Ein vorhandenes Guthaben wird automatisch zur Auszahlung freigegeben, sofern die Verifizierung abgeschlossen ist. Du erhältst eine E-Mail mit der Bestätigung der Auszahlung und der voraussichtlichen Bearbeitungszeit. Die Auszahlung erfolgt auf die zuletzt genutzte Zahlungsmethode.
Wenn das Saldo unter dem Mindestauszahlungsbetrag liegt, üblicherweise 20 Euro, wird der Betrag entweder auf Anfrage manuell ausgezahlt oder verfällt nach einer Frist. Diese Regelung ist in den AGB festgehalten und je nach Anbieter unterschiedlich gestaltet.
Bei offenen Sportwetten zum Zeitpunkt der Schließung werden diese nach Abschluss des Ereignisses gewertet. Gewinne werden anschließend ausgezahlt, Verluste werden vom Restguthaben abgezogen. Eine Stornierung offener Wetten ist nicht möglich.
Eine einfache Kontoschließung ohne Selbstausschluss kann jederzeit wieder rückgängig gemacht werden. Du wendest dich an den Support und beantragst die Wiederöffnung. Nach einer kurzen Prüfung wird das Konto reaktiviert. Die Spielhistorie bleibt erhalten, ebenso die VIP-Stufe, sofern die Reaktivierung innerhalb von 24 Monaten erfolgt.

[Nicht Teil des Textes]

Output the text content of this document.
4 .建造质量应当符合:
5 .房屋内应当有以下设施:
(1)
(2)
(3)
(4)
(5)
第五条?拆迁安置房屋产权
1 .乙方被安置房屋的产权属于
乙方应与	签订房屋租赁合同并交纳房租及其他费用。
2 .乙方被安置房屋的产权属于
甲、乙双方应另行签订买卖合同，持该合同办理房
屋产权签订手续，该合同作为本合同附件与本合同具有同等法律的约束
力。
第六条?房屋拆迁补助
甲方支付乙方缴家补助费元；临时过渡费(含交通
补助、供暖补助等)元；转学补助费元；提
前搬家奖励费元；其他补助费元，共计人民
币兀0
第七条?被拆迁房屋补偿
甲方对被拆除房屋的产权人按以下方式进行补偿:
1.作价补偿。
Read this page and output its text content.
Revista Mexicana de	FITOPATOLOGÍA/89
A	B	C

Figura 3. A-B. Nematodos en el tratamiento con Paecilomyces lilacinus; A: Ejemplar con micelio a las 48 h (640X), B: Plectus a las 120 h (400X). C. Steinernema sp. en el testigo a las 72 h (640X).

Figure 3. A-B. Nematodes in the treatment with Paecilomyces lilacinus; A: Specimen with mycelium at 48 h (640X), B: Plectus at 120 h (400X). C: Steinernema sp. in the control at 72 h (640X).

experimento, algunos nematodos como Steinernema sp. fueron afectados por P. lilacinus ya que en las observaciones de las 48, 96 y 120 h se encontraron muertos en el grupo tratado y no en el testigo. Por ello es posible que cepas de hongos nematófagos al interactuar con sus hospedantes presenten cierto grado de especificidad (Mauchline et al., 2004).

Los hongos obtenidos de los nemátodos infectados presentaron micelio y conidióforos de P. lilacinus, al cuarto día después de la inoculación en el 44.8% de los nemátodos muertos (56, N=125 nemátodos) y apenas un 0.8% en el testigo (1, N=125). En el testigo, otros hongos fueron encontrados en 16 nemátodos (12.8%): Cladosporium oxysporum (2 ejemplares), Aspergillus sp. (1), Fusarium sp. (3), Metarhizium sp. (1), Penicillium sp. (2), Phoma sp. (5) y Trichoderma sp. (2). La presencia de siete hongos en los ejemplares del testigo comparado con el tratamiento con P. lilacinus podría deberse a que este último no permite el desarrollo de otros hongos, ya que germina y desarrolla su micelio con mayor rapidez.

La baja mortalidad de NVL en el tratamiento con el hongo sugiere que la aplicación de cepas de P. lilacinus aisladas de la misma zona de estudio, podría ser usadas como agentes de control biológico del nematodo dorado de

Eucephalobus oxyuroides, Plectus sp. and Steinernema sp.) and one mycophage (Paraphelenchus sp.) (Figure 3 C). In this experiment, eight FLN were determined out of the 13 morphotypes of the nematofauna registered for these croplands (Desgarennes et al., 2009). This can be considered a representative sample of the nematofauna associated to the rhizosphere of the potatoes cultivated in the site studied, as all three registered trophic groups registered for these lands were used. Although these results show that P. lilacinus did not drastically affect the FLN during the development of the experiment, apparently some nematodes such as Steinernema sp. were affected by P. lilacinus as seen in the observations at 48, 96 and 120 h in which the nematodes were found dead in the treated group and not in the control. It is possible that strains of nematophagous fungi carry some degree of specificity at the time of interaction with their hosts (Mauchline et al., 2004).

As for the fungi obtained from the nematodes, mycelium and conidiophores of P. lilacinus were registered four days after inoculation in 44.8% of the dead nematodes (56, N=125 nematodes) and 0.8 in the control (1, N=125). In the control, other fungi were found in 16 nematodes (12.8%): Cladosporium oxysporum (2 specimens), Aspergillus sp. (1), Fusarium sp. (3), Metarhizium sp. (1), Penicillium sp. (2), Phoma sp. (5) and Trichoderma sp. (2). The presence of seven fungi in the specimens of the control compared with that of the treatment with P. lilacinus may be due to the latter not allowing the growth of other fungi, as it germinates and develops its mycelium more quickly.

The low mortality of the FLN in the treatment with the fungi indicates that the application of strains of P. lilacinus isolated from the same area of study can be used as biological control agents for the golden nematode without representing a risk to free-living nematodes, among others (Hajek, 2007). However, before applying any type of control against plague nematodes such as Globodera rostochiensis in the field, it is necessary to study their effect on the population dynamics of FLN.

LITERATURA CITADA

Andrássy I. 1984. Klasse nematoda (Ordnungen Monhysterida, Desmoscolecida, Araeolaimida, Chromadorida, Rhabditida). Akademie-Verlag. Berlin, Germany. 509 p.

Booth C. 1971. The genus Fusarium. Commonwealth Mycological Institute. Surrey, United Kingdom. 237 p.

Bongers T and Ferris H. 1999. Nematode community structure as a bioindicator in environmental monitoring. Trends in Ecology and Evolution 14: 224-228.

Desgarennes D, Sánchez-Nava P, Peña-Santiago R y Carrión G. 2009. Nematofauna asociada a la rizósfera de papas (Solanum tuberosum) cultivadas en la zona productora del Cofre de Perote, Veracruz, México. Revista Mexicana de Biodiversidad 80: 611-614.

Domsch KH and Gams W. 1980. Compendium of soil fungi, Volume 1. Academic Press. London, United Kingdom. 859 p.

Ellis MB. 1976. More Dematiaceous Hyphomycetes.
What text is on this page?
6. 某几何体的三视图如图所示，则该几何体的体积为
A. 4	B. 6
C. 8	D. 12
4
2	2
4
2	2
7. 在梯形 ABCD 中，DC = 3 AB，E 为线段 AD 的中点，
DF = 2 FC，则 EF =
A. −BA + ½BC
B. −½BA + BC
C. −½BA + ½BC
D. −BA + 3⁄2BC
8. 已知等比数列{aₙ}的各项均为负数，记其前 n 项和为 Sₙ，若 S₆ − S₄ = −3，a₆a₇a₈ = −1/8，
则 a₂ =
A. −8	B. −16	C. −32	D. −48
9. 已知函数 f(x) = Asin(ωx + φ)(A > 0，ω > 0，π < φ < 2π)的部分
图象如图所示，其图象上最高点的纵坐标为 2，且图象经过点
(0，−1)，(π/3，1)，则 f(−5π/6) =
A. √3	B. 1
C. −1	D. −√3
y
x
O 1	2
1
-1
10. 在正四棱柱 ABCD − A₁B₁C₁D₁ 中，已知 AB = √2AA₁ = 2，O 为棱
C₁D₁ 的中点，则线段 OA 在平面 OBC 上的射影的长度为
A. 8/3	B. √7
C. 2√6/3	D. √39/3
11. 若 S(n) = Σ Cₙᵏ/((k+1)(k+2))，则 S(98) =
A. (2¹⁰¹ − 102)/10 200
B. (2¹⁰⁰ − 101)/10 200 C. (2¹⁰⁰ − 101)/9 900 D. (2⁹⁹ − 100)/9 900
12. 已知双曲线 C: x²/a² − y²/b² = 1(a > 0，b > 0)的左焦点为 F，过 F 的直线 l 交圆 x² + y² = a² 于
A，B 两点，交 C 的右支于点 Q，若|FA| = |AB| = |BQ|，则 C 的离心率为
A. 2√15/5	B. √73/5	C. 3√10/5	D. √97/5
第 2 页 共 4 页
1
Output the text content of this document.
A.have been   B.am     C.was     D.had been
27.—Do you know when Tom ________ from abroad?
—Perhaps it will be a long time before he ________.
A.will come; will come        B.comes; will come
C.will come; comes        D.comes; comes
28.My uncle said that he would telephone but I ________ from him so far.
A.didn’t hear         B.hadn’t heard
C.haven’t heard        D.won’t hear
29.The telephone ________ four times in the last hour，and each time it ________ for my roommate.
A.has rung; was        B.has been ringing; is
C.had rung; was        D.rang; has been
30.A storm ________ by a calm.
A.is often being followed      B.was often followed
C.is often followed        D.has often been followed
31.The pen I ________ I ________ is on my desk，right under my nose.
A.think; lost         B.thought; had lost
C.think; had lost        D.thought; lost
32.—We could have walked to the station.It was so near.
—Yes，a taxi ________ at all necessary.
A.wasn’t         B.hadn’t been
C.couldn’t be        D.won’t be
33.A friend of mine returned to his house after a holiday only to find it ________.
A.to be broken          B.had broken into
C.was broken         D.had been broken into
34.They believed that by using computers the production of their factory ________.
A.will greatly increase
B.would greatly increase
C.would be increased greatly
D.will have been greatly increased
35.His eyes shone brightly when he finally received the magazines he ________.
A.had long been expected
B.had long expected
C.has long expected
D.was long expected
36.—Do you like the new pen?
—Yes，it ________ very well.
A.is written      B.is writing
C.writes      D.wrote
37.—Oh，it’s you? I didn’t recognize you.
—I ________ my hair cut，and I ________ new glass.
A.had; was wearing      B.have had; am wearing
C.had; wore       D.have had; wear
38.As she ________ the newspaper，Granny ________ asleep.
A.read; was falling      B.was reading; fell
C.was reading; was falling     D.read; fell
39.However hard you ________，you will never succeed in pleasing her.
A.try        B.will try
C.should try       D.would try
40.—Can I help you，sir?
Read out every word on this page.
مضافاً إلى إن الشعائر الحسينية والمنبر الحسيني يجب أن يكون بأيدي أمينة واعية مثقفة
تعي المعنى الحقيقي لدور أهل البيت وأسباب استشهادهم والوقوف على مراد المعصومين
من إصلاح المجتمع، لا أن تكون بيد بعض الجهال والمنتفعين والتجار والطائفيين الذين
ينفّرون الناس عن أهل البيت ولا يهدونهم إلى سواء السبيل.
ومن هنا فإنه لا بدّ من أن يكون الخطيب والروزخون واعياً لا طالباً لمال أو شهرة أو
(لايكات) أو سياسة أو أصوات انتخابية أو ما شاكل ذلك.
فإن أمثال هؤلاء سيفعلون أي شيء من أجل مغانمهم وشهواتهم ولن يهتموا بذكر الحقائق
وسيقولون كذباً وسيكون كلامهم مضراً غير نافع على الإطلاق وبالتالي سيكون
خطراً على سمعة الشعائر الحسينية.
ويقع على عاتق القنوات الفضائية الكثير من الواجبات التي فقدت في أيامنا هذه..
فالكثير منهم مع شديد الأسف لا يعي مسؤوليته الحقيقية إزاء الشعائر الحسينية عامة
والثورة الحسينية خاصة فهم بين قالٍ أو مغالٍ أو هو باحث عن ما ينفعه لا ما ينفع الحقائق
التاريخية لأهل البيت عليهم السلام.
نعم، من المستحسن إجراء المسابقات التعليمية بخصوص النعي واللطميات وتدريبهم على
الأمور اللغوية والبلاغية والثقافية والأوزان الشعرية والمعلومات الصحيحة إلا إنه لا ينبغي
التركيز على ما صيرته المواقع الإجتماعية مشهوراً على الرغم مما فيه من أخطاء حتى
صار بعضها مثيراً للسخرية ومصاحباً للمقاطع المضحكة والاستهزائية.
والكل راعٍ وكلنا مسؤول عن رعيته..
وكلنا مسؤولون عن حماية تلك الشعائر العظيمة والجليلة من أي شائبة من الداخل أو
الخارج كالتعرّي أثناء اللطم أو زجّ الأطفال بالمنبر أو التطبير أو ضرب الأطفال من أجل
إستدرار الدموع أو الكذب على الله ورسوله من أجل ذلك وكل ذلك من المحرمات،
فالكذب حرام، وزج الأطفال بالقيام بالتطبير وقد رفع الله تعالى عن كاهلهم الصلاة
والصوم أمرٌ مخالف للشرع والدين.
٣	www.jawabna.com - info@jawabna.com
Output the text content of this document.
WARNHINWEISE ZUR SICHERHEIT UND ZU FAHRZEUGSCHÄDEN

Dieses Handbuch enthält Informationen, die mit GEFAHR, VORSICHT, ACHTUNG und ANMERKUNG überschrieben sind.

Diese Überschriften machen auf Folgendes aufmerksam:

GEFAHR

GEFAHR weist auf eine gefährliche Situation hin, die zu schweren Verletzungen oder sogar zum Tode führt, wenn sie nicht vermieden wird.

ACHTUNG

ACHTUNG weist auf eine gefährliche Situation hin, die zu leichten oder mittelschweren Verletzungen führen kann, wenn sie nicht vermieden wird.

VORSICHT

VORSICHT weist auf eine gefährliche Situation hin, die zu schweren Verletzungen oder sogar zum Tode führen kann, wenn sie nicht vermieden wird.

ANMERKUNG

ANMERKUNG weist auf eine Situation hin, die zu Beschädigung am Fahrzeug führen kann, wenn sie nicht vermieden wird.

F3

Eine Wiedereröffnung nach einem Selbstausschluss ist erst nach Ablauf der Mindestsperrdauer möglich, üblicherweise sechs Monate. Anschließend musst du einen aktiven Antrag stellen. Der Anbieter prüft, ob die Reaktivierung sinnvoll ist, und kann zusätzliche Schutzmaßnahmen wie reduzierte Limits oder verpflichtende Beratungsgespräche verlangen.
Wenn du dein Spielverhalten umfassend kontrollieren möchtest, reicht die Schließung bei einem einzelnen Anbieter oft nicht aus. Erstelle eine Liste aller Konten und schließe sie systematisch. Eine zentrale Übersicht bietet das deutsche OASIS-System, das eine Sperre über alle in Deutschland lizenzierten Anbieter ermöglicht.
Für internationale Anbieter ohne deutsche Lizenz musst du jeden Anbieter einzeln kontaktieren. Eine Vorlage für ein Schließungsschreiben findest du auf den Webseiten der Suchtberatungsstellen. Die meisten Anbieter bearbeiten solche Anfragen innerhalb von 24 Stunden.
Eine Kontoschließung allein ändert noch nichts an den dahinter liegenden Mustern. Eine begleitende Beratung über die BZgA-Hotline oder eine örtliche Suchtberatungsstelle ist sinnvoll. Die Beratung ist anonym, kostenfrei und unverbindlich.
Auch das Umfeld nach der Schließung verdient Aufmerksamkeit. Marketing-Mails von anderen Anbietern abbestellen, Glücksspiel-Apps vom Smartphone löschen, Browser-Lesezeichen entfernen und Vertrauenspersonen über die Entscheidung informieren sind Schritte, die das neue Verhalten stützen.
Wenn du in Deutschland steuerlich relevant gespielt hast, etwa als Berufsspieler oder bei beruflicher Einkommensherkunft, lohnt sich vor der Schließung die Anforderung einer vollständigen Spielhistorie. Diese Unterlagen dienen als Nachweis gegenüber dem Finanzamt und sollten mindestens zehn Jahre archiviert werden.
Auch Privatspieler können die Unterlagen für persönliche Zwecke nutzen. Eine ehrliche Bilanz über mehrere Monate oder Jahre kann ein wichtiger Schritt bei der Auseinandersetzung mit dem eigenen Spielverhalten sein. Die Übersicht enthält Einzahlungen, Auszahlungen, Bonus-Erträge und Spielergebnisse, sortiert nach Datum und Spielkategorie.
Eine Kontoschließung ist nicht zwingend ein Notausstieg. Viele Spieler schließen ihr Konto, wenn sich die Lebenssituation grundlegend ändert. Berufliche Neuausrichtungen, eine Heirat oder die Geburt eines Kindes verändern Prioritäten und Zeitbudgets. In diesen Phasen ist eine bewusste Reduktion oder Beendigung von Freizeitaktivitäten ein gesunder Schritt.
Eine spätere Wiedereröffnung ist in solchen Fällen jederzeit möglich. Die Schließung ist also keine endgültige Entscheidung, sondern eine vorübergehende Anpassung an die aktuelle Lebenssituation.